Forum Moderators: phranque
Currently i have a wordpress installation living in the root folder and a custom shop running in /shop/
Anyway to seperate the two rules out?
<IfModule mod_rewrite.c>
RewriteEngine On
RewriteBase /
RewriteRule ^shop/sections/(.*)/(.*)/(.*)/(.*)/ /shop/viewproducts.php?category_id=$1&position=$3&nresults=$4 [nc]
RewriteRule ^shop/sections/(.*)/(.*)/ /shop/viewproducts.php?category_id=$1 [nc]
RewriteRule ^shop/brands/(.*)/(.*)/(.*)/(.*)/ /shop/brand.php?brid=$1&position=$3&nresults=$4 [nc]
RewriteRule ^shop/brands/(.*)/(.*)/ /shop/brand.php?brid=$1 [nc]
RewriteRule ^shop/products/(.*)/(.*)/(.*)/ /shop/displayproduct.php?product_id=$2&category_id=$1 [nc]
RewriteRule ^shop/docs/(.*)/(.*)/ /shop/pages.php?cmsid=$1 [nc]
RewriteCond %{REQUEST_FILENAME} !-f
RewriteCond %{REQUEST_FILENAME} !-d
RewriteRule . /index.php [L]
</IfModule>
First, you don't need <IfModule> unless you plan to port this code to several servers, you know that some of them won't support mod_rewrite, and you want the code to fail silently on those non-supporting servers. So unless your situation resembles this unlikely case, you can remove that container.
Second, "RewriteBase /" is the default setting, so this directive isn't needed unless you have previously set RewriteBase to point elsewhere. Again unlikely, so let's remove that as well.
Next, the rules all use multiple instances of the "easy-to-write, but ambiguous, greedy, and promiscuous" regular-expressions pattern ".*". I expect that your server will perform quite poorly under load for this reason alone.

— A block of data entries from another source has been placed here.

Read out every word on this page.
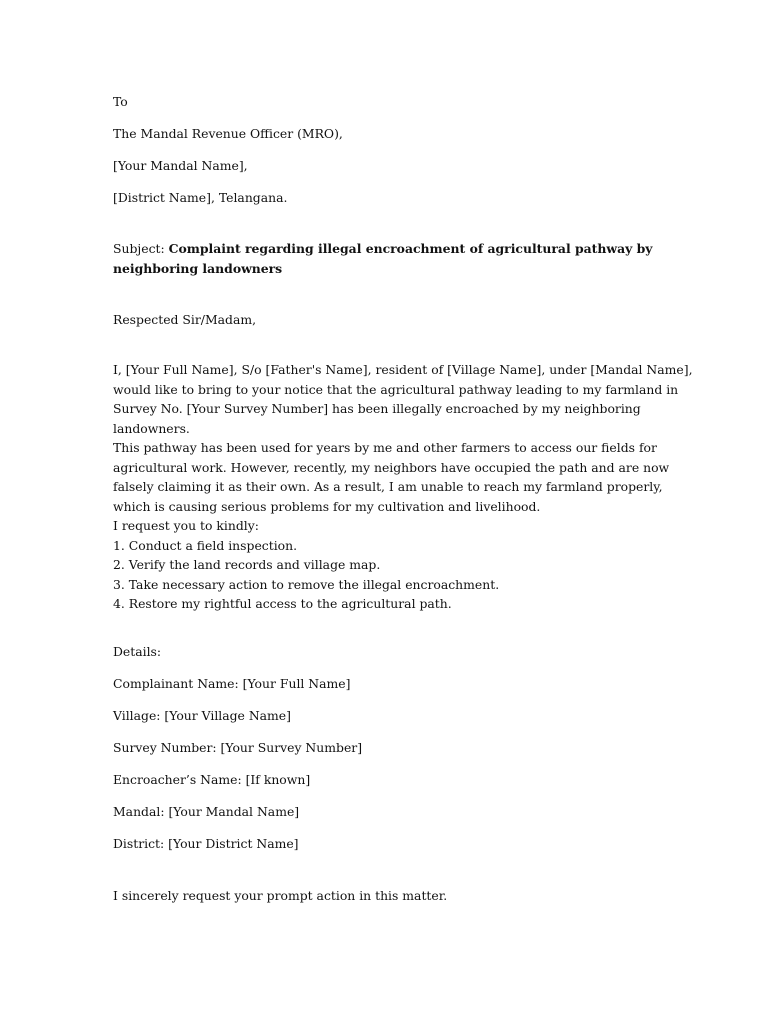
To
The Mandal Revenue Officer (MRO),
[Your Mandal Name],
[District Name], Telangana.
Subject: Complaint regarding illegal encroachment of agricultural pathway by
neighboring landowners
Respected Sir/Madam,
I, [Your Full Name], S/o [Father's Name], resident of [Village Name], under [Mandal Name],
would like to bring to your notice that the agricultural pathway leading to my farmland in
Survey No. [Your Survey Number] has been illegally encroached by my neighboring
landowners.
This pathway has been used for years by me and other farmers to access our fields for
agricultural work. However, recently, my neighbors have occupied the path and are now
falsely claiming it as their own. As a result, I am unable to reach my farmland properly,
which is causing serious problems for my cultivation and livelihood.
I request you to kindly:
1. Conduct a field inspection.
2. Verify the land records and village map.
3. Take necessary action to remove the illegal encroachment.
4. Restore my rightful access to the agricultural path.
Details:
Complainant Name: [Your Full Name]
Village: [Your Village Name]
Survey Number: [Your Survey Number]
Encroacher’s Name: [If known]
Mandal: [Your Mandal Name]
District: [Your District Name]
I sincerely request your prompt action in this matter.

Finally -- and likely the cause of your problem, every request to your server will be subjected to every rewrite in your code, because you did not use the "[L]" flag on your rules. So, if the originally-requested URL-path does not resolve to an existing file on your server, all such requests will be rewritten to /index.php, regardless of whether the URL was rewritten by a previous rule. You should always use "[L]" on every rewriterule, unless you *know* a good reason that you don't want to.
So here's a leaner, meaner, cleaned-up version:
RewriteEngine on
#
RewriteRule ^shop/sections/([^/]+)/([^/]+)/([^/]+)/([^/]+)/$ /shop/viewproducts.php?category_id=$1&position=$3&nresults=$4 [L]
RewriteRule ^shop/sections/([^/]+)/([^/]+)/$ /shop/viewproducts.php?category_id=$1 [L]
RewriteRule ^shop/brands/([^/]+)/([^/]+)/([^/]+)/([^/]+)/$ /shop/brand.php?brid=$1&position=$3&nresults=$4 [L]
RewriteRule ^shop/brands/([^/]+)/([^/]+)/$ /shop/brand.php?brid=$1 [L]
RewriteRule ^shop/products/([^/]+)/([^/]+)/([^/]+)/$ /shop/displayproduct.php?product_id=$2&category_id=$1 [L]
RewriteRule ^shop/docs/([^/]+)/([^/]+)/ /shop/pages.php?cmsid=$1 [L]
#
RewriteCond %{REQUEST_FILENAME} !-f
RewriteCond %{REQUEST_FILENAME} !-d
RewriteRule . /index.php [L]
Duplicate content arises whenever the same content can be reached by more than one exact, unique URL. Allowing case variations and arbitrary "tails" on URLs requested from your site (as the original code does) creates duplicate content. The search engines, seeing that the same content can be reached using multiple URLs, will either "pick one" (and not necessarily the one you consider to be correct), or they will split your PageRank/Link-popularity across these multiple URLs, diluting the effective rank of the actual "page."
Despite my end-anchoring the patterns and removing "[NC]" there remains another such flaw: You have parameters in your "friendly" URLs which are not used in the script query strings. These parameters could conceivably take on any value, and yet would be accepted. You should either get rid of them (remove them from the friendly URLs on your pages), or you should validate them -- Check that they have values included in a list of acceptable values. If the list is very short, you could do that in mod_rewrite. Otherwise, they should be passed to your scripts as a query string parameter for validation within the script itself. If the values fail validation, then you should write the code (in mod_rewrite or the scripts) to reject the request with a 404-Not Found, or a 301 redirect to the correct URL if it can be unambiguously-determined.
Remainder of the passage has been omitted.